Which armed group is legitimately called a Libyan army is a big issue in Libya, since such categorization mean legal status and the ability to train and purchase arms openly. The Libyan Armed Forces, under the leadership of Hifter, was recognized as such by the only elected legislature in the country, namely the Tobruk-based parliament. Over the last two years, the Libyan Armed Forces has been battling terror groups, including IS and Ansar al-Sharia, in Benghazi. It finally liberated much of the embattled city earlier this year, enabling locals to return to their homes and businesses.

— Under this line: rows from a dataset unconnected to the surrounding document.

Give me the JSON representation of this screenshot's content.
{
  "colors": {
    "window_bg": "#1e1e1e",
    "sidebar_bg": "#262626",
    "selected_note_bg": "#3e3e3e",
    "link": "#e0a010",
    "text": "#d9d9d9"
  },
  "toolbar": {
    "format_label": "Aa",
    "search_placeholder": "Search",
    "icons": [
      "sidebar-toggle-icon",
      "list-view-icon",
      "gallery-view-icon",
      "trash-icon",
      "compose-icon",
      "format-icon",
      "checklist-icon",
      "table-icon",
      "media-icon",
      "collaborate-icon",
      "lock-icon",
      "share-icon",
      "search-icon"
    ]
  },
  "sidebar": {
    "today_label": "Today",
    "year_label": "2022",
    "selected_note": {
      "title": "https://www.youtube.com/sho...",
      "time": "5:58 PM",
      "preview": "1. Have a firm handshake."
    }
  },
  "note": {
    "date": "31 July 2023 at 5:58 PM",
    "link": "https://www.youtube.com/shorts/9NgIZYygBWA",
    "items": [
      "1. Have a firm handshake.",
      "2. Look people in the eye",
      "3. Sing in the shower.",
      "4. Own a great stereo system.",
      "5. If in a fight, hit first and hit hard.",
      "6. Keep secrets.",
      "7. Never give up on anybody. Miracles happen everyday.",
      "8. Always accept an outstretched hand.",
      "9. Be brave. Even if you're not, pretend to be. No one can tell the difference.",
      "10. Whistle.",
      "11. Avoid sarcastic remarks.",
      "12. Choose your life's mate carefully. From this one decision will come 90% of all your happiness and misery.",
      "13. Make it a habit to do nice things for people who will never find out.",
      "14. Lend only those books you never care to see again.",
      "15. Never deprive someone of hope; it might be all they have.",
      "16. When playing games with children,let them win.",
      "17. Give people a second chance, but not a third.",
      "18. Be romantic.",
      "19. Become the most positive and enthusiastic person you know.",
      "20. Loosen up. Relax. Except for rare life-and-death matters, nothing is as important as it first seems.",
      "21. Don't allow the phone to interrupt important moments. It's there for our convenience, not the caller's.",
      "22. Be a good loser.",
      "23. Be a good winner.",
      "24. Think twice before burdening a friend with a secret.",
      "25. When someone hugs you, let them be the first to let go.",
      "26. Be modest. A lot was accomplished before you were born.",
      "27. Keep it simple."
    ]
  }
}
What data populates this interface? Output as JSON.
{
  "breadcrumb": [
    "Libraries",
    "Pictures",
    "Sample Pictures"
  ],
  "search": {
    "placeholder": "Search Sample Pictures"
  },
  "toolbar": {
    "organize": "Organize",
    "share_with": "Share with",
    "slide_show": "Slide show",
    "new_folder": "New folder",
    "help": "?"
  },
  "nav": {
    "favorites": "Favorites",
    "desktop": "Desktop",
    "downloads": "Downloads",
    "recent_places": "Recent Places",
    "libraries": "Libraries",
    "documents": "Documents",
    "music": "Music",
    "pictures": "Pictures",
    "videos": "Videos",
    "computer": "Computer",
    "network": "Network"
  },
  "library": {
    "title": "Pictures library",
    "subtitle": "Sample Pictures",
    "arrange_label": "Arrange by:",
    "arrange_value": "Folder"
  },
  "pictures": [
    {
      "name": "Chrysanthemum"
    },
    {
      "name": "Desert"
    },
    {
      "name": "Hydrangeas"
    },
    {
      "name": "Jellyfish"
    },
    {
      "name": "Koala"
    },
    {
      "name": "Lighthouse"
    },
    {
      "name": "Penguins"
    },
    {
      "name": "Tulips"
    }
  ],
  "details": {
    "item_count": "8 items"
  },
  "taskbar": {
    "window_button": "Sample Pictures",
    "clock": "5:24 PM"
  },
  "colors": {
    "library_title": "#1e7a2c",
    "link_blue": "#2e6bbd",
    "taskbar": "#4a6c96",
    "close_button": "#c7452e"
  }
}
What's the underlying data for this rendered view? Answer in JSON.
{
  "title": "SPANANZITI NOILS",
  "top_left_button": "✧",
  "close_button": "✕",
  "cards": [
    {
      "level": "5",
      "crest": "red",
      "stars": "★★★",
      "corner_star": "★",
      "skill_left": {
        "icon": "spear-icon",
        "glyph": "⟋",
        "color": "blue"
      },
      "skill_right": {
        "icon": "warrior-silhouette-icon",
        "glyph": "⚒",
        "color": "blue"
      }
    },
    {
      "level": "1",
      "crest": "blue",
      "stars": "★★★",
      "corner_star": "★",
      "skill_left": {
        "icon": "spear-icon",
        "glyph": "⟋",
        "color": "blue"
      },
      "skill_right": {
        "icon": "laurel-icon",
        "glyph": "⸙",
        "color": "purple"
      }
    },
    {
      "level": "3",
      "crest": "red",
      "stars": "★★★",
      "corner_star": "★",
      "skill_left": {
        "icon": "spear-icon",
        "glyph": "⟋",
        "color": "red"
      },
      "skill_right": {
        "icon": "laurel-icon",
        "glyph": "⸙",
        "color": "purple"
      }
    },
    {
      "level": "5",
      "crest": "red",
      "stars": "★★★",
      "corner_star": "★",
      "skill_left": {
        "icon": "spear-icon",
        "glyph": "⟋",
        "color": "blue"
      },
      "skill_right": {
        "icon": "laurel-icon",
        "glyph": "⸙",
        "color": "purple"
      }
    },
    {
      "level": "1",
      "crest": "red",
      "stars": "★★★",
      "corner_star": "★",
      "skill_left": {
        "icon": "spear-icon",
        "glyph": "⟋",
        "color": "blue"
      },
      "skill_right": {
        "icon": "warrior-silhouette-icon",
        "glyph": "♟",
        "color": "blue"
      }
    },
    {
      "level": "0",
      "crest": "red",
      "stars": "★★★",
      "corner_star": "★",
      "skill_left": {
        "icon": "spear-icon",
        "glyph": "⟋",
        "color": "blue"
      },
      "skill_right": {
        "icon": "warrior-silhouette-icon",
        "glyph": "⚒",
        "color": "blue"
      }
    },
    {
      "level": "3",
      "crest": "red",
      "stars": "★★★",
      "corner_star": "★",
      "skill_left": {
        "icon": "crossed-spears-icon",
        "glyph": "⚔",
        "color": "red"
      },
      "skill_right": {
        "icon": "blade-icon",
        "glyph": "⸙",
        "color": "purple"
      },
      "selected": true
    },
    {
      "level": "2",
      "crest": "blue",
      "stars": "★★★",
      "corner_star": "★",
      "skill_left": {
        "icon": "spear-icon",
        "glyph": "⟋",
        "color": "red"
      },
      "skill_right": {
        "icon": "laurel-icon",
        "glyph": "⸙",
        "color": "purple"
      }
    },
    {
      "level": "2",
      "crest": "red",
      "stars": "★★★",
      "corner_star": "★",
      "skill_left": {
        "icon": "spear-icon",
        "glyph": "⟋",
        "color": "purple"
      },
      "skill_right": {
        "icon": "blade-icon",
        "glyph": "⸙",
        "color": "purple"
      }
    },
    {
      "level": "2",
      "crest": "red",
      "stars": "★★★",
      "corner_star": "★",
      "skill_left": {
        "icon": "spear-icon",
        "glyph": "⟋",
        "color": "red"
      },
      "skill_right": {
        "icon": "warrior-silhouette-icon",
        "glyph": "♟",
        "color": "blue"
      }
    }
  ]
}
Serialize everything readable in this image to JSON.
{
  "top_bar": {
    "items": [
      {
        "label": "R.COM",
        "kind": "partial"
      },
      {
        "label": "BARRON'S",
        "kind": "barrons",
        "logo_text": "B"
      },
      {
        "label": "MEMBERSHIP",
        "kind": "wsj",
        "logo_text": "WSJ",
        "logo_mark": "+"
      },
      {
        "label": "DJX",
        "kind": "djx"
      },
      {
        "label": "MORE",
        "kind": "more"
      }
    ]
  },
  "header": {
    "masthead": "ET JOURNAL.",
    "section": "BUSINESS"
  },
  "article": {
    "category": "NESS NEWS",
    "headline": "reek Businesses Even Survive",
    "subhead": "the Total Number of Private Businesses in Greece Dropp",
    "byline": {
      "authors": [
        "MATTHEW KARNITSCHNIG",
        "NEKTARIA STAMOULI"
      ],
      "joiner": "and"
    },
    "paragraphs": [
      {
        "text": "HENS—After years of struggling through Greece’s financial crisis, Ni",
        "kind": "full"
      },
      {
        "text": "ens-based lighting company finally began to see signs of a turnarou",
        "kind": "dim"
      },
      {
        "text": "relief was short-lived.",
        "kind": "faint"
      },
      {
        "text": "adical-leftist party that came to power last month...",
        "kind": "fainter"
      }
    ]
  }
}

Before the GNA was created, Libya’s internationally recognized government repeatedly asked for the lifting of the arms embargo to enable the government to buy arms in legal manners — but to no avail. Recognizing the GNA as a legitimate government of Libya should not mean anything before it includes the armed forces. Hifter does not accept the GNA as a legal government in Libya because it did not gain the confidence of the parliament, as required by the Libyan Political Agreement that was brokered by the UN and signed in December.

Arming any group that declares loyalty to the GNA — even if recognized by the international community as such — does not make it legitimate in the eyes of major players on the ground, including Hifter and Tripoli’s Revolutionary Brigades, for instance. The Presidential Guard is composed of armed militias of mixed loyalties drawing mainly on the city-state of Misrata’s armed and powerful militias. Whether or not the Presidential Guard has fought IS does not mean it should be seen as the focal point for a future Libyan army, since many of its members are implicated in abuses and crimes including the mass murder of civilians. Attempts to integrate them and other militias into a state-controlled armed forces have so far failed, and ordinary Libyans see them as an illegal militia.

Seeking training for such militias just because they declared loyalty to the GNA does not make them an army, nor will it lead to discipline and professionalism required in any professional state army. Previous attempts to train such individuals proved to be useless despite the millions of dollars wasted on such programs. Individuals loyal to certain militias, which protect them, will find it difficult to accept being integrated into a legal and accountable state body in which they can be held responsible for their actions.

It is only a matter of time before the UN votes to partially lift the arms embargo on the newly created Presidential Guard. This will automatically lead to renewed conflict because Hifter and his forces — which include a large number of Libya’s former professional army — will consider that to be against them despite the success they have scored against terror groups in Benghazi.

The West, and particularly European Union countries, want the GNA to at least curb, if not stop, the flow of immigrants from Libya to the southern EU shores. To do that, they have promised at the ministerial meeting in Vienna to train Libya’s coast guard. But, again, training the so-called Libyan coast guard is no more than old militias being recycled through the GNA to convince major powers that they are indeed under state command.

In 2011, the West rushed to help destroy the former regime in the tribally divided country without any workable plan to restabilize the country afterward, the result of which has been chaos and conflicts across Libya ever since. The West invested heavily — at least politically — in the so-called Libyan revolution, naively believing that once Gadhafi was toppled, the Libyans would be able to sit together and reconcile their differences and move forward. This time, the West is about to repeat its errors by recognizing old militias as a new army, giving it legitimacy and recognition.